To sum up, the prospects for the renewal of the current levels of Commonwealth investment in remote Indigenous housing do not appear positive. The Minister and his Department appear to be basing their policy development work on a Review Report which is fundamentally flawed, and in particular, which substantially under-estimates the outstanding housing need across remote Australia.

The costs of not addressing this need effectively will be significant and will fall on taxpayers in the future, and importantly, substantially constrain the material life opportunities of thousands of remote citizens over the course of their (shortened) lives. The asymmetry between the short term political benefits of reduced investment and the associated long term social, economic and health costs is driving a decision-making dynamic which is not in the public interest, and certainly not in the nation’s long term interest.

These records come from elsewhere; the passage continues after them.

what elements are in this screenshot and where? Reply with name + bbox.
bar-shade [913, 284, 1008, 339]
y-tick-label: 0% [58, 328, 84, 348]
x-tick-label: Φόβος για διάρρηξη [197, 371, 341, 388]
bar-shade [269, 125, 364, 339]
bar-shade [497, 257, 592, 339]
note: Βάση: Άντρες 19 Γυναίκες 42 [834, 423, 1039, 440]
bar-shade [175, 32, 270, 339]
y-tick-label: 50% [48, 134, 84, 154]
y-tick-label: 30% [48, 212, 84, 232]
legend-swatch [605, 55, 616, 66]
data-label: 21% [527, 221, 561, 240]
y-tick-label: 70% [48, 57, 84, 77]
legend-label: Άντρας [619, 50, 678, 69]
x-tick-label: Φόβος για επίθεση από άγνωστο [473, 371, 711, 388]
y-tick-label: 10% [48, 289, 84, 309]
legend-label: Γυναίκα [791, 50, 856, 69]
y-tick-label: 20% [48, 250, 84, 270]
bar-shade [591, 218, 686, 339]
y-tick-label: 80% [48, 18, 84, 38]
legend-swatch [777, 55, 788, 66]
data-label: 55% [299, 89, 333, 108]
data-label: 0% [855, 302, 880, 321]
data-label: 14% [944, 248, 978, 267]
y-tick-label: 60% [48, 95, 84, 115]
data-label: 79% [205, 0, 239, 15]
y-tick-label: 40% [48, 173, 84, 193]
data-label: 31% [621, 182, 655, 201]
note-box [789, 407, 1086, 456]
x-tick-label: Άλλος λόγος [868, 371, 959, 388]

How this issue is resolved will be a test; a test of the institutional capacity of the Australian Public Service to drive good policy, a test of the calibre of our political leaders, and ultimately a test of our national character, and whether we are the land of the fair go.



Disclosure: In the interests of full transparency, I should indicate that I worked as an adviser to Minister Jenny Macklin from 2008 to 2011, and as a senior public servant with responsibility for NPARIH from 2011 to 2013.




[1] The Sunburnt Country Review in 2007 states there were 21,000 houses managed by Indigenous Community Housing Organisations across Australia, but doesn’t split this between remote and regional areas. NPARIH has built 4000 houses nationally in remote regions, and refurbished 7500, so there are at least 11500 remote houses. The figure of 15000 is my estimate. Achieving effective asset lifespans of 30 years assumes effective PTM policies. In many locations, the effective asset lifespans are likely to be shorter.
[2] I am not in a position to make a detailed analysis of how many additional houses would be required to reduce overcrowding by an additional ten percent. However, NPARIH’s extra 4000 houses reduced overcrowding by 15 percent, and the Review estimates that a further 5500 houses would reduce overcrowding by a further ten percent. It seems likely that at least 5000 houses would be required to reduce overcrowding by a further ten percent.
[3] This figure is calculated based on the Review’s base figure of 5500 new houses to meet existing needs plus population growth, the estimate of 5000 new houses to replace assets which reach the end of lifespan, and the approximately 5000 additional houses required to reduce overcrowding to metropolitan levels.
[4] Table 5.5 of the Review report suggests that average weekly rents are around $90. If we adopt the conservative assumption that rents cover 20 percent of maintenance costs, then average annual maintenance costs will be $23,400 per annum, of which only $4680 is rent. If there are 15,000 houses nationally, then the additional funds required exceed $280m per annum, or $2.8bn over the next decade.